The chief executive of UK health and social care provider, Turning Point, ended his keynote address at UK e-Health Week this week with a warning to eHealth “not to fail the next generation” by failing to reach “those that need it the most”.
Lord Victor Adebowale, whose organisation represents 100,000 people across 230 locations in England and Wales, said that, to date, those people who needed health and social care the most “tended to get it the least”. And technology, he said, held a key.
Engagement, connectivity, relationships…
“Technology is about engagement, connectivity and relationships,” said Adebowale. “The main point of eHealth is that it should be an important tool for these three aspects, not a substitute for it. Technology that removes relationships is of no use in healthcare.”
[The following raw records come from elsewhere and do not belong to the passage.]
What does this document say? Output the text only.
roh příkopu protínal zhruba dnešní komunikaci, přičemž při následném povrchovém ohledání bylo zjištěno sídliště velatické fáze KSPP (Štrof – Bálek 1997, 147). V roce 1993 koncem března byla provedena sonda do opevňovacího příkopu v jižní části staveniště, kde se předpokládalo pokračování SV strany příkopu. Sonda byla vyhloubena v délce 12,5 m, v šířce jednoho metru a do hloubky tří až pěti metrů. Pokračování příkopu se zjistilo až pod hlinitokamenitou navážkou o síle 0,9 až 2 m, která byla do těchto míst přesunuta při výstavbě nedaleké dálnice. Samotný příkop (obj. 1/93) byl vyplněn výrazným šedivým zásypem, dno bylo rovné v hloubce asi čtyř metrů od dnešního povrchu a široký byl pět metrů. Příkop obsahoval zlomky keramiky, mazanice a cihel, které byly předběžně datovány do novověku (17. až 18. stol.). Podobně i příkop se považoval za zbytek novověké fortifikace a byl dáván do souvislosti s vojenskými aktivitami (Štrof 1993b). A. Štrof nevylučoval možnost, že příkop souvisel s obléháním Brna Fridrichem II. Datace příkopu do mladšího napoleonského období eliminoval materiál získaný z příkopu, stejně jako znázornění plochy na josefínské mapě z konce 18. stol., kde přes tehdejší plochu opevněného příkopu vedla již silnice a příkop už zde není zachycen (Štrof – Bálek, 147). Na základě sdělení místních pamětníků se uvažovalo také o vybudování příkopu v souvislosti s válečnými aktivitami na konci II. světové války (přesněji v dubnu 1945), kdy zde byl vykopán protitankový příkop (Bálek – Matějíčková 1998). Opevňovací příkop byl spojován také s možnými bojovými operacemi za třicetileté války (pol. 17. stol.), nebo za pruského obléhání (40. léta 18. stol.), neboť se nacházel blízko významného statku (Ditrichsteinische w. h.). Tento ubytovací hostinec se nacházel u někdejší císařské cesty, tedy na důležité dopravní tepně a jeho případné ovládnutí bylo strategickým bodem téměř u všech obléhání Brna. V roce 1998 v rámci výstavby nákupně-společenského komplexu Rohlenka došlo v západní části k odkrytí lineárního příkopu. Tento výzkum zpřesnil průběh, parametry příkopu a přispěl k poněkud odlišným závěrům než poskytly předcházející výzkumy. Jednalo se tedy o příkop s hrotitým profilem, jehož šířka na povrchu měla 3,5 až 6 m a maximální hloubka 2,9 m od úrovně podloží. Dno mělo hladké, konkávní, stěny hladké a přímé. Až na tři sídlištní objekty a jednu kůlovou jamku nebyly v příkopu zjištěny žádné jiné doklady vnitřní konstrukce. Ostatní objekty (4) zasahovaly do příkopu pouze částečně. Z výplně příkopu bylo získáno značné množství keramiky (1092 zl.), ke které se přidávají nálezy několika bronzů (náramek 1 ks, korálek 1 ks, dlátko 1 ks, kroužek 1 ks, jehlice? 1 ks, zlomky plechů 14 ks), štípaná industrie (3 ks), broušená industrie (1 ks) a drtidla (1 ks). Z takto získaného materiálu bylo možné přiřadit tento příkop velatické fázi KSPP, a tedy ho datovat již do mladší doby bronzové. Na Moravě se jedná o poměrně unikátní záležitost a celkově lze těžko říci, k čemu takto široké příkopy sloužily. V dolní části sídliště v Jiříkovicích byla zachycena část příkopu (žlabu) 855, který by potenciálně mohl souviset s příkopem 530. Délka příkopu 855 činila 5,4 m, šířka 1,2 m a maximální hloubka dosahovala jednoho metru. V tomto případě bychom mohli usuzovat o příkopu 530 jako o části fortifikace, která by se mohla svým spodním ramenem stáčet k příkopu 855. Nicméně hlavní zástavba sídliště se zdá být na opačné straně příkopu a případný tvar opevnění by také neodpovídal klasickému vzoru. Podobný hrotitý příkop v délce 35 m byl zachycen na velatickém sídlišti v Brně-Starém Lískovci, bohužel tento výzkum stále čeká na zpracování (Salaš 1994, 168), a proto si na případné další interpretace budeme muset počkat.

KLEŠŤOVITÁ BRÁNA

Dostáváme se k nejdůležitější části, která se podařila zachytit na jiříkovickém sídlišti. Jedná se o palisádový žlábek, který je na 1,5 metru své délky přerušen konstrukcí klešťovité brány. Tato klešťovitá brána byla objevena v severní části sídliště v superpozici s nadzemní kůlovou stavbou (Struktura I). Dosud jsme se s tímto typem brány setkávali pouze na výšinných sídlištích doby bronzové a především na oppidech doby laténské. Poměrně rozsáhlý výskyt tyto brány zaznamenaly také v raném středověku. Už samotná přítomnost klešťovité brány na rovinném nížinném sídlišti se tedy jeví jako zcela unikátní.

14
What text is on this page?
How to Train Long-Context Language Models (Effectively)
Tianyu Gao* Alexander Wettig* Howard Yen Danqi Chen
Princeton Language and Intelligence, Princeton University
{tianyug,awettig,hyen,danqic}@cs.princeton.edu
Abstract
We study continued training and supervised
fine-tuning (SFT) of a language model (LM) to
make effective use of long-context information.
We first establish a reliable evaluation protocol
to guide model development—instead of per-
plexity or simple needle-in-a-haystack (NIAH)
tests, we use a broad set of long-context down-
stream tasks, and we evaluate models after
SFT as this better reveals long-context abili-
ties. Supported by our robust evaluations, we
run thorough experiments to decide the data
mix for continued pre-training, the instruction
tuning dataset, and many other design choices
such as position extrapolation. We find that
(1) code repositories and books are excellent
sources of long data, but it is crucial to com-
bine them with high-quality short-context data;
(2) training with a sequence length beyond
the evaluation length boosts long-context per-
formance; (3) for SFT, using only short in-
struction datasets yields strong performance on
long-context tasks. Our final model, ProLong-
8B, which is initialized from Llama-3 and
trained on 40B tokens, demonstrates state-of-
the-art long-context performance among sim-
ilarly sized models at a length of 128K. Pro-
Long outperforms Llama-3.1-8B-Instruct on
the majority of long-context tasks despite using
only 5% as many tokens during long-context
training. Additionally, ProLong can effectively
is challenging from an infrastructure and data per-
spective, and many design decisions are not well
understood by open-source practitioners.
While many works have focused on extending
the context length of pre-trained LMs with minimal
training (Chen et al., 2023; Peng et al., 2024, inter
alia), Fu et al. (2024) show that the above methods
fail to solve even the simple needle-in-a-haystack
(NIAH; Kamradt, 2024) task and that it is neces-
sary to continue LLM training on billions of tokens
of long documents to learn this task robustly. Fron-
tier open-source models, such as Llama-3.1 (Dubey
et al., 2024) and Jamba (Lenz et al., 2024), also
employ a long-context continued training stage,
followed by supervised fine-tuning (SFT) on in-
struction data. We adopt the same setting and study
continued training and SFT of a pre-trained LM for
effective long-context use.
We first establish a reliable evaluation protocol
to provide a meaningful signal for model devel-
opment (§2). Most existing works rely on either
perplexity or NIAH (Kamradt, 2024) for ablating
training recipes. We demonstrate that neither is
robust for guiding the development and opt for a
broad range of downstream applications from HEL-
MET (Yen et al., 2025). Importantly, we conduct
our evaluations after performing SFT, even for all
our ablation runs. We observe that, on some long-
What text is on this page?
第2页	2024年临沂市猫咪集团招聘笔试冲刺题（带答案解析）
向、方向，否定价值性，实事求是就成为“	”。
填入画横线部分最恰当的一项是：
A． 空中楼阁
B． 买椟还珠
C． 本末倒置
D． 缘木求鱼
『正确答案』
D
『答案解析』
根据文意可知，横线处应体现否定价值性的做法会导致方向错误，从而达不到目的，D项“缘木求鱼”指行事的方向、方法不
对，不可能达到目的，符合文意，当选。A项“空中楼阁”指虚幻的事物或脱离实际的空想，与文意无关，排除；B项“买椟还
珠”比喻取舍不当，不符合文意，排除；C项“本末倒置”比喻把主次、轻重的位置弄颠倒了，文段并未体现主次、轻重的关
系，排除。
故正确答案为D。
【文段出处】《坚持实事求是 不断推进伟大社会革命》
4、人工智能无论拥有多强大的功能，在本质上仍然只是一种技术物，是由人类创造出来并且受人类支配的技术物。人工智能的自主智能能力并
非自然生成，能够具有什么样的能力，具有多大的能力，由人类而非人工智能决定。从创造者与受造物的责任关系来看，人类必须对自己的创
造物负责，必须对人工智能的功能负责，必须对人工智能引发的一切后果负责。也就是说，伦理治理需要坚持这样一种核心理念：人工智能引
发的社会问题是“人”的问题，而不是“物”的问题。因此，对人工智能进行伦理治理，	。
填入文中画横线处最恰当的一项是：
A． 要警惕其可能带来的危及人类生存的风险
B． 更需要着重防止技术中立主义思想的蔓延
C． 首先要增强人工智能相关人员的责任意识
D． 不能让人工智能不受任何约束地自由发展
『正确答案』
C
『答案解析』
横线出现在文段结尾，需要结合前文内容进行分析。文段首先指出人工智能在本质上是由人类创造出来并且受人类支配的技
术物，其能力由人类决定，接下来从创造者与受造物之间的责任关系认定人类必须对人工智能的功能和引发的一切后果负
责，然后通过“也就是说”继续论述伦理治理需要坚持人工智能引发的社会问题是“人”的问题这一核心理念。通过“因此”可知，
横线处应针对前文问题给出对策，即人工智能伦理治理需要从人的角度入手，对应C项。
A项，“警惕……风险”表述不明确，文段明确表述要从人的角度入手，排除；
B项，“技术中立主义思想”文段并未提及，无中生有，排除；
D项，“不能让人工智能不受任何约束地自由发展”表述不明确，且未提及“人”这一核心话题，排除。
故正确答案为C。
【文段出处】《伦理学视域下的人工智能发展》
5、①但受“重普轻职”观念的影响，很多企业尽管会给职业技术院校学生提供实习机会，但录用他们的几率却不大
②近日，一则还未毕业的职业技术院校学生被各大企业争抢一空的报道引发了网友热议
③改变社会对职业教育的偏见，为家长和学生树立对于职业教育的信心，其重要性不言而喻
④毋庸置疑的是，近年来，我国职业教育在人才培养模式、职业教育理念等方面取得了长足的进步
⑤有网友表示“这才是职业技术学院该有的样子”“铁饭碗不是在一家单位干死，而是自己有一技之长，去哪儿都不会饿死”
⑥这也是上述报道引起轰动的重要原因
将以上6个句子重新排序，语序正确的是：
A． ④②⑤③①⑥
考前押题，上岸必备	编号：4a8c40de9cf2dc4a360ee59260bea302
“Computer says ‘no’ doesn’t cut it! What we should be doing is enabling people to use the technology more creatively, which NHS England are trying to enable.”
The challenge for eHealth
He quoted statistics revealing that as much as 17% of people in the UK didn’t have access to broadband. “In five years’ time this will be like not having access to water and this needs to be addressed!”
“I think that the challenge for eHealth isn’t in the brilliance of the software, it’s in its ability to provide and produce relationships for those that matter.”
Engaging the citizens
He said that young people had expectations of their healthcare: “They expect [ill health] to be prevented; they expect to be citizens, not patients. They expect technology to be designed with them, not for them.”
He culminated his address by stressing the importance of engaging young people in health and social care through HIT: “How do we build in the use of technology for the young? Issues like this need to be addressed urgently.”